Home > News & Media > Buchanan promises help with U.S. 17 widening, illegal farmworker concerns
Buchanan promises help with U.S. 17 widening, illegal farmworker concerns
SunHerald – March 25, 2008
U.S. Rep. Vernon Buchanan hears about U.S. 17 widening and farmworker issues during a visit to Hardee County Monday to meet with Hardee officials in a private meeting and later, DeSoto and Hardee officials and leaders in citrus and local industries, at The Bluffs Golf Course in Zolfo Springs.
ARCADIA — Hardee and DeSoto county officials continue to lean on state legislators to get U.S. Highway 17 widened as quickly as possible, most recently through meetings with U.S. Rep. Vern Buchanan, R-Fla., as he swung through the counties on a fundraising visit Monday.

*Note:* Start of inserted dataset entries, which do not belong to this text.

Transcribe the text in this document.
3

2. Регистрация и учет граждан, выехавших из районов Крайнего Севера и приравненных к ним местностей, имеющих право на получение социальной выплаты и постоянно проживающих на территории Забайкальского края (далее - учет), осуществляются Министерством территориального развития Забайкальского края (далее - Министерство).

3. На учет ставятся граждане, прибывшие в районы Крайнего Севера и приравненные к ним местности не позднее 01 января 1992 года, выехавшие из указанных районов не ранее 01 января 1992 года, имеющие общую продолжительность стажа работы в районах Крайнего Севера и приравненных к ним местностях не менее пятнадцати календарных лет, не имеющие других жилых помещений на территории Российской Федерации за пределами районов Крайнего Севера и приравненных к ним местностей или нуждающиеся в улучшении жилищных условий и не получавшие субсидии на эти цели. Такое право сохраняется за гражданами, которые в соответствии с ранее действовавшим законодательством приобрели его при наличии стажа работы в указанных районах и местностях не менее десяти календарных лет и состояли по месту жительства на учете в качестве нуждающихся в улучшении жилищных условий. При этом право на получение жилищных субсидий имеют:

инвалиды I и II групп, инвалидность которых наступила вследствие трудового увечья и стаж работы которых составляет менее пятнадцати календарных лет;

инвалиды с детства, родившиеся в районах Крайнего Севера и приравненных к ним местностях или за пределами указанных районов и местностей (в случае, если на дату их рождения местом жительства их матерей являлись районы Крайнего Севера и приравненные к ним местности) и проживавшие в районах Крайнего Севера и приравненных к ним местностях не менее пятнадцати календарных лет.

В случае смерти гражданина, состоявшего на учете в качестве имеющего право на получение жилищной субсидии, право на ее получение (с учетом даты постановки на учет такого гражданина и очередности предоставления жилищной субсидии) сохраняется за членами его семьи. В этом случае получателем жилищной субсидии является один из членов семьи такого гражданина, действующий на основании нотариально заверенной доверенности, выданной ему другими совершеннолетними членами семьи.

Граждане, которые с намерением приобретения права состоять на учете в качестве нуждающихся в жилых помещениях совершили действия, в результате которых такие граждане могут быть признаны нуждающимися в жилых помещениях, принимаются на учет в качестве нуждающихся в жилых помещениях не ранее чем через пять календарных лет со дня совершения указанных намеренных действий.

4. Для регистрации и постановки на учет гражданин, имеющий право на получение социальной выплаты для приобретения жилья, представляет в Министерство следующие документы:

Buchanan represents Congressional District 13, which includes DeSoto, Hardee, Manatee and Sarasota counties.
After privately meeting with the Hardee Economic Development Council and Hardee County Chamber of Commerce, Buchanan said the two major issues discussed were the importance and urgency of widening U.S. 17, due to its anticipated economic impact on the area and status as a hurricane evacuation route, and finding ways to deal with farmworker issues, particularly illegal immigration.
A proposed farmworker housing project in Hardee was recently turned down by the Hardee County Commission after negative public reaction.
Bill Lambert, who heads the Economic Development Council, said he felt the meeting, in which they presented Buchanan a color-printed Microsoft PowerPoint laying out arguments for expediting the U.S. 17 widening and a list of concerns regarding agricultural labor, was a productive one. Leaders requested a pilot study be done in Hardee County to determine the impacts of the current “agricultural system” and how to apply the results of that study.
Buchanan, accompanied by his wife, Sandy, then traveled south to The Bluffs Golf Course for a meet-and-greet fundraiser with DeSoto and Hardee County officials and local business leaders in citrus, ranching and real estate industries.
Buchanan said after learning local officials have been requesting U.S. 17’s widening for 30 years that “enough’s enough,” and pledged to do everything he could to help with the issue.
“I’m going to fight to see if I can make something happen,” said Buchanan, who sits on the House Committee on Transportation and Infrastructure, and a subcommittee for highways and bridges. “I want to find out more why this community has had to wait so long.”
Wauchula Mayor David Royal said the opportunity to talk to Buchanan one-on-one about U.S. 17 was crucial to emphasizing how its widening could help stimulate economic growth.
“Without it (the widening), growth’s not going to happen,” Royal said. He was optimistic that a compromise could be reached with Brookside Bluff residents and others who live in the area being considered for a northbound one-way pair that would be acceptable to everyone.
DeSoto County Commissioner Ronald Neads said officials from DeSoto, which doesn’t have the land-acquisition concerns Hardee does, support the efforts to have U.S. 17 four-laned from Charlotte all the way through Hardee.
Buchanan said he plans to request federal funding for the following Heartland projects:
- $4 million to Florida Citrus Mutual for canker and greening research.
- $96 million for U.S. 17 widening to DeSoto County.
- $4.3 million for U.S. 17 bridge costs to Hardee County.
- $4.4 million for U.S. 17 southern-portion engineering to Hardee County.
- $1.5 million for a Wauchula electrical substation.
- $2 million for a wastewater treatment plant rejection tank in Arcadia.
- $2.5 million for the Arcadia wastewater collection system.
- $4.9 million for wastewater treatment plant expansion in Wauchula.
- $3.45 million for a municipal potable well in Wauchula.
- $2 million for Florida Hospital Wauchula.
- $3 million for the Arcadia All-Florida Championship Rodeo to build an event complex adjacent to the Turner Agri-Civic Center.